Reports are still that the user is being presented with a certificate error. I will test changing the IP for the CP and report back. I believe there is a section for allowed sites to visit in the CP when un-authorized so I will make that destination allowed as well.

Interesting, the walled garden on the CP won't let me add the domain or the IP to the whitelist. I keep getting:

Unknown netdestination <ip/domain>

---

@RAM Admin wrote:

Interesting, the walled garden on the CP won't let me add the domain or the IP to the whitelist. I keep getting:

 

Unknown netdestination <ip/domain>

---

You marked this as solved...it isn't, is it?

Okay.

for the single controller, the ip cp-redirect-address is a private address, right?  If you get on your guest network and ping the fqdn on the certificate, does it resolve to that private address?

You should not need to use the whitelist.  The whitelist is for external addresses that you want to permit access to prior to authentication.  The ip cp-redirect-address should be taken care of by the captive portal ACL, and would not need to be whitelisted.

If you need this fixed sooner, rather than later, please open a support case in parallel so that they can get the detailed informatoin about your network that we cannot ask for here.

It did resolve to the internal IP address after I changed the public DNS to point to the internal IP but clients were still getting certificate errors.

It has not been resolved, that was me getting click happy on the reply button, removed.

I went ahead and changed the config to use the external IP address. Added it to a permitted destination on the Access Control list and changed the FQDN to resolve to external. Also set all captive portals to use HTTP instead of HTTPS until the cert can be resolved.

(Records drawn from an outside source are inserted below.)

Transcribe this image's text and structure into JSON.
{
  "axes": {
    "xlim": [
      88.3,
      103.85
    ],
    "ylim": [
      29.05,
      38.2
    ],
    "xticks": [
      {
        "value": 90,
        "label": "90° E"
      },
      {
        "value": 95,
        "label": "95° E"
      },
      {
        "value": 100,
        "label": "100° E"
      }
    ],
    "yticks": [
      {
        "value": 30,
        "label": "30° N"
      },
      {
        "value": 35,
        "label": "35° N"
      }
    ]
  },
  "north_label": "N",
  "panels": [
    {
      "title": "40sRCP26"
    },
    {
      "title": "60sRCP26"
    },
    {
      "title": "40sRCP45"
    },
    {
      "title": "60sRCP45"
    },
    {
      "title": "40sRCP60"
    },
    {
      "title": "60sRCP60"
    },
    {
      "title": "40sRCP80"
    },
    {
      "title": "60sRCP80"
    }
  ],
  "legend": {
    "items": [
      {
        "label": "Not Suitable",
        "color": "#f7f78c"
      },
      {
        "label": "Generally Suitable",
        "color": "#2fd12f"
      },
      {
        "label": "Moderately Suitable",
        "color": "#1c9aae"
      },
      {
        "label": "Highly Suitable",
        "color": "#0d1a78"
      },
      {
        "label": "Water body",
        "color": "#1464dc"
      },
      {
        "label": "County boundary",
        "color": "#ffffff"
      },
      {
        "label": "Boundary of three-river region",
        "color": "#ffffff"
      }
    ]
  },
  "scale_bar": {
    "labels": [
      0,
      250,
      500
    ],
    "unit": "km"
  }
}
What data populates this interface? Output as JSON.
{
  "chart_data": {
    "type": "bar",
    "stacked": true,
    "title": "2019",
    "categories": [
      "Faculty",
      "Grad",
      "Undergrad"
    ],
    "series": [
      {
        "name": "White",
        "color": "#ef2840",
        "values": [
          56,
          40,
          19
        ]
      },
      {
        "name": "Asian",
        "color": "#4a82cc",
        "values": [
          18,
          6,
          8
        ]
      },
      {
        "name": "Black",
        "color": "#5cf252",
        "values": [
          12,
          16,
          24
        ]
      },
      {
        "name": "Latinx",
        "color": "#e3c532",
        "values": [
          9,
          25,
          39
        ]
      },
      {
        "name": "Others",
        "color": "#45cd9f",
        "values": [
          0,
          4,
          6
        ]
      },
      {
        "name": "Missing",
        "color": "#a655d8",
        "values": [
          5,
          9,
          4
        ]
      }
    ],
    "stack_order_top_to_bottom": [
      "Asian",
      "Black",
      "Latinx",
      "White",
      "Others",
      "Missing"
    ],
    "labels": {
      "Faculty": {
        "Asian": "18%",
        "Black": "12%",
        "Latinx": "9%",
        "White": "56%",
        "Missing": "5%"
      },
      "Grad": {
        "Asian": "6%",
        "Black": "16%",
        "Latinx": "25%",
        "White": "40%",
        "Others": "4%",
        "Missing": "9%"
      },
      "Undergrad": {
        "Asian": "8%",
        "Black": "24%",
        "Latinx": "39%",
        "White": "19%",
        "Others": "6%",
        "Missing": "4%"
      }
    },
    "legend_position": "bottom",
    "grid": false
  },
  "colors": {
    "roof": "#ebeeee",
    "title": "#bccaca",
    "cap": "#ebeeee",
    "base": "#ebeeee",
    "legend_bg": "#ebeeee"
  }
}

I have a test AP ready for any other tips to try to resolve this. Thank for the continued support.

---

@RAM Admin wrote:

It did resolve to the internal IP address after I changed the public DNS to point to the internal IP but clients were still getting certificate errors.

 

It has not been resolved, that was me getting click happy on the reply button, removed.

 

I went ahead and changed the config to use the external IP address. Added it to a permitted destination on the Access Control list and changed the FQDN to resolve to external. Also set all captive portals to use HTTP instead of HTTPS until the cert can be resolved.

 

I have a test AP ready for any other tips to try to resolve this. Thank for the continued support.

---

This will be difficult to figure out unless we have further technical details about your network.  There is also a limit to the technical questions that we can ask here due to privacy, but those questions are also crucial to solving your issue.  Again, please open a case with TAC if you have not already.

Try other browsers (e.g Firefox) to see if you still see the issue or not.